India-Pakistan I Cold Start Doctrine

Palestinian autonomy from the Ottoman Empire by formulating Nationalist idea

In the mid to late 19th century, the Ottoman intellectual and political elite adopted nationalist ideas that equated Ottomanism with Turkishness. This trend contributed to the alienation of the non-Turkish subjects of Istanbul, mostly Arabs, from the Ottoman Empire.

The nationalization process in Turkey itself was accompanied by secularization trends in the second half of the 19th century which diminished the importance of Istanbul as a religious authority.

In the Arab World, secularization was also part of the process of nationalization. Not surprisingly, it was mainly minorities, such as the Christians, that embraced the idea of a secular national identity based on shared territory, language, history, and culture. In Palestine, Christians who engaged with nationalism found eager allies among the Muslim elite, leading to a mushrooming of Muslim-Christian societies all over Palestine towards the end of World War I. 

In the Arab world, Jews joined these kinds of alliances between activists from different religions. The same would have happened in Palestine had not Zionism demanded total loyalty from the veteran Jewish community there.

How Palestinian nationalism arose?

A thorough and comprehensive study of how Palestinian nationalism arose before the arrival of Zionism can be found in the works of Palestinian historians such as Muhammad Muslih and Rashid Khalidi.        

They clearly framed how both the elite and non-elite sections of Palestinian society were involved in developing a national movement and sentiments before 1882 - particularly Khalidi who shows how patriotic feelings, local loyalties, Arabism, religious sentiments, and higher levels of education and literacy were the main constituents of the new nationalism, and how it was only later that resistance to Zionism played an additional role in defining Palestinian nationalism. 

Khalidi, among others, portrayed how modernization, the collapse of the Ottoman Empire, and the greedy European quest for territories in the Middle East contributed to the solidification of Palestinian nationalism before Zionism made its mark in Palestine with the British promise of a Jewish homeland in 1917.

One of the clearest manifestations of this new self-definition was the reference in the country to Palestine as a geographical and cultural entity, and later as a political one. Despite there not being a Palestinian state, the cultural location of Palestine was very clear. There was a unifying sense of belonging. 

At the beginning of the 20th century, the newspaper Filastin reflected the way the people named their country.

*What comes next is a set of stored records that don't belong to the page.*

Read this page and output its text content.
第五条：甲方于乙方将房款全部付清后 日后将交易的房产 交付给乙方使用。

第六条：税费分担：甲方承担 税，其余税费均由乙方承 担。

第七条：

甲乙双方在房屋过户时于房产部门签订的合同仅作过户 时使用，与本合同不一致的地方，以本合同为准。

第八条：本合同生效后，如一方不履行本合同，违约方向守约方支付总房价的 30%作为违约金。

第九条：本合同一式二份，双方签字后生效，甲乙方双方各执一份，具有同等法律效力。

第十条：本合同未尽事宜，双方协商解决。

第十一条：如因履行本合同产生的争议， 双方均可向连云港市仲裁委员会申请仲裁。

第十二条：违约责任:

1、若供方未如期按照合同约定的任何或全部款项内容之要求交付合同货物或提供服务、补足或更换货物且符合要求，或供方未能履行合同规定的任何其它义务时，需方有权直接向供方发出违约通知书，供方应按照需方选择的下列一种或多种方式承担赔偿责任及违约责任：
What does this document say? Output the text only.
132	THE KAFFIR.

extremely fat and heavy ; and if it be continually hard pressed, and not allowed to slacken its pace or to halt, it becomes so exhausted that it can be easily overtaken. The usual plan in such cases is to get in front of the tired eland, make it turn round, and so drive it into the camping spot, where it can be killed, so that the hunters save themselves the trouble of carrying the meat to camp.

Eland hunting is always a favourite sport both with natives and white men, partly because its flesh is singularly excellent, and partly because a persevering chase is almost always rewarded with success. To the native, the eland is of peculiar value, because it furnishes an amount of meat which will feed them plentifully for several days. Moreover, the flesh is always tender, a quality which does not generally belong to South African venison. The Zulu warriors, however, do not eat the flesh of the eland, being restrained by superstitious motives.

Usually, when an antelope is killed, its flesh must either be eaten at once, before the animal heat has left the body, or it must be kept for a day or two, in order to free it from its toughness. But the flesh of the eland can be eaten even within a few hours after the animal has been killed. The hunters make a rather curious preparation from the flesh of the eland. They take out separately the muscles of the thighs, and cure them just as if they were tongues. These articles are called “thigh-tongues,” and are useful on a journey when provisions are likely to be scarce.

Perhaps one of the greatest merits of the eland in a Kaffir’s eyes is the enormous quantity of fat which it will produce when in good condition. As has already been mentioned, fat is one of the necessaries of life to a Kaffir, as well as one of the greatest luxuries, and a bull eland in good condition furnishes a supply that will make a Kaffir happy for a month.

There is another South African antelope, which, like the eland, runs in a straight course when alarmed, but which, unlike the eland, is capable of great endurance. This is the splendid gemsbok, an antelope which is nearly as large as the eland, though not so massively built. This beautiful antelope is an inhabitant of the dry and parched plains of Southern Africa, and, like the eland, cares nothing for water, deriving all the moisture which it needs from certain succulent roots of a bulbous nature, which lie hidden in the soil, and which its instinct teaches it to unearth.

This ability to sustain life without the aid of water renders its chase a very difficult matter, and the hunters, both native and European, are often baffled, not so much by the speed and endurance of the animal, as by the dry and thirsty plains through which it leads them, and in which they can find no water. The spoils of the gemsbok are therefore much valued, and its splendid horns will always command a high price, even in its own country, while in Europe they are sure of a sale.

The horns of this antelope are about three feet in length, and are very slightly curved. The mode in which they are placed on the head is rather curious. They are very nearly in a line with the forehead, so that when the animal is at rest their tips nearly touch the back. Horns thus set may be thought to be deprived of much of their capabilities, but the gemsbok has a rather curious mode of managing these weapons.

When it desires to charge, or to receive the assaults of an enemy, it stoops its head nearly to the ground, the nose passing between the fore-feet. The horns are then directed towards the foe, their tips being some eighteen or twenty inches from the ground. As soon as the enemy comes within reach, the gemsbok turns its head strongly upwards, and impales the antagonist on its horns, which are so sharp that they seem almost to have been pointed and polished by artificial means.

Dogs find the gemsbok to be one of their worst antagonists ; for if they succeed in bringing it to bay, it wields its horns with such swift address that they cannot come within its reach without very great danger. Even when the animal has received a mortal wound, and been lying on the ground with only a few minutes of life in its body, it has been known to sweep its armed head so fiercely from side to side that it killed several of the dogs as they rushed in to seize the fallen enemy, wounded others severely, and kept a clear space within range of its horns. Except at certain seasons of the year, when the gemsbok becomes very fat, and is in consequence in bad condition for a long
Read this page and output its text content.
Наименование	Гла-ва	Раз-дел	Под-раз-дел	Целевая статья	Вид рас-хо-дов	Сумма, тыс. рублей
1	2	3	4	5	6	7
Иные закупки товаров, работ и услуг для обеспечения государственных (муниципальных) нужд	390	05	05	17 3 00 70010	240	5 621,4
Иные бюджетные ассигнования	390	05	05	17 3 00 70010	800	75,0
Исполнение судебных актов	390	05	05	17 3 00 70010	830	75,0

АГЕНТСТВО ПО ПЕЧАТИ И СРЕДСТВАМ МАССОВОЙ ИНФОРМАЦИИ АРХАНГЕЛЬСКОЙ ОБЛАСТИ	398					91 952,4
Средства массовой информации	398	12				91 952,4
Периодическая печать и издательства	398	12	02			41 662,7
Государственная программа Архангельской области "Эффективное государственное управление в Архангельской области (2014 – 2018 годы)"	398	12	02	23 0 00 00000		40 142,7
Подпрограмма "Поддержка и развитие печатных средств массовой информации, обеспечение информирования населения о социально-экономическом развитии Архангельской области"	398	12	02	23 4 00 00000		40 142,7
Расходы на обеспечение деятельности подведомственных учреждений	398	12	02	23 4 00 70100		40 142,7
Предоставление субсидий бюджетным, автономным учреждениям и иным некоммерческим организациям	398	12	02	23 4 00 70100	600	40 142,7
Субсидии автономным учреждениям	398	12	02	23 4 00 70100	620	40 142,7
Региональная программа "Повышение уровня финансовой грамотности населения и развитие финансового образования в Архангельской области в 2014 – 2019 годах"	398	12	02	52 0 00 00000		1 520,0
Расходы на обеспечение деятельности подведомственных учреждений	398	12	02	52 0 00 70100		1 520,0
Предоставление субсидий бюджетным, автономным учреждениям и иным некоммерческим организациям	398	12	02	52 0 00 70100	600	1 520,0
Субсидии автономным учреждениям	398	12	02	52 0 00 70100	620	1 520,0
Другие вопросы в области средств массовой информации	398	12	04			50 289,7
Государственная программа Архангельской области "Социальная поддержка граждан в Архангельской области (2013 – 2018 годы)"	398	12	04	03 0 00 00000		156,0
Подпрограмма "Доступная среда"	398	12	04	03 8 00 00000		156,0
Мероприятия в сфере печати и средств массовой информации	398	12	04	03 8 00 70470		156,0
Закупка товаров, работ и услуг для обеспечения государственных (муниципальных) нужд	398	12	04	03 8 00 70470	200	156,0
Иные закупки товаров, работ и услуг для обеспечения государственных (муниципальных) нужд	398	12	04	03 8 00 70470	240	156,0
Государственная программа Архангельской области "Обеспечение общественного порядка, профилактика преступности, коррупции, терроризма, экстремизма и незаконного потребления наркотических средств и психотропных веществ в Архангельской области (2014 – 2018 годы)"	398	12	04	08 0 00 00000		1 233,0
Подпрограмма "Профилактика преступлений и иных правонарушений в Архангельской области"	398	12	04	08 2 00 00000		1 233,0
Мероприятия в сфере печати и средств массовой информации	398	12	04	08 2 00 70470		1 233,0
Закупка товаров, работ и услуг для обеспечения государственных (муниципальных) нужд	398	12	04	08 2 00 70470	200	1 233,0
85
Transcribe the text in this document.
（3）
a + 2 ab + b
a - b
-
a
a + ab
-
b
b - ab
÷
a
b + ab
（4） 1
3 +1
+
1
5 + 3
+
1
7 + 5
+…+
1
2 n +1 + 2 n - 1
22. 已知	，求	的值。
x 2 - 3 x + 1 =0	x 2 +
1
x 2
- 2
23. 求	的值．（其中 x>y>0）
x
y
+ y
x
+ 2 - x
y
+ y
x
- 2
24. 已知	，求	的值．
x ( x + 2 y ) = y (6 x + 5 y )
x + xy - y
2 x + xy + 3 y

Palestinians spoke their own dialect, had their own customs and rituals and were portrayed on the maps of the world as living in a country called Palestine. 

During the 19th century, Palestine, like its neighboring regions, became more clearly defined as a geopolitical unit in the wake of administrative reforms initiated from Istanbul, the capital of the Ottoman Empire. As a consequence, the local Palestinian elite began to seek independence within a united Arab State (like the United States of America).

This pan-Arabist national drive was called in Arabic qawmiyya, and was popular in Palestine and the rest of the Arab world.  

Reference: 

Ten Myths About Isreal, by Ilan Pappe.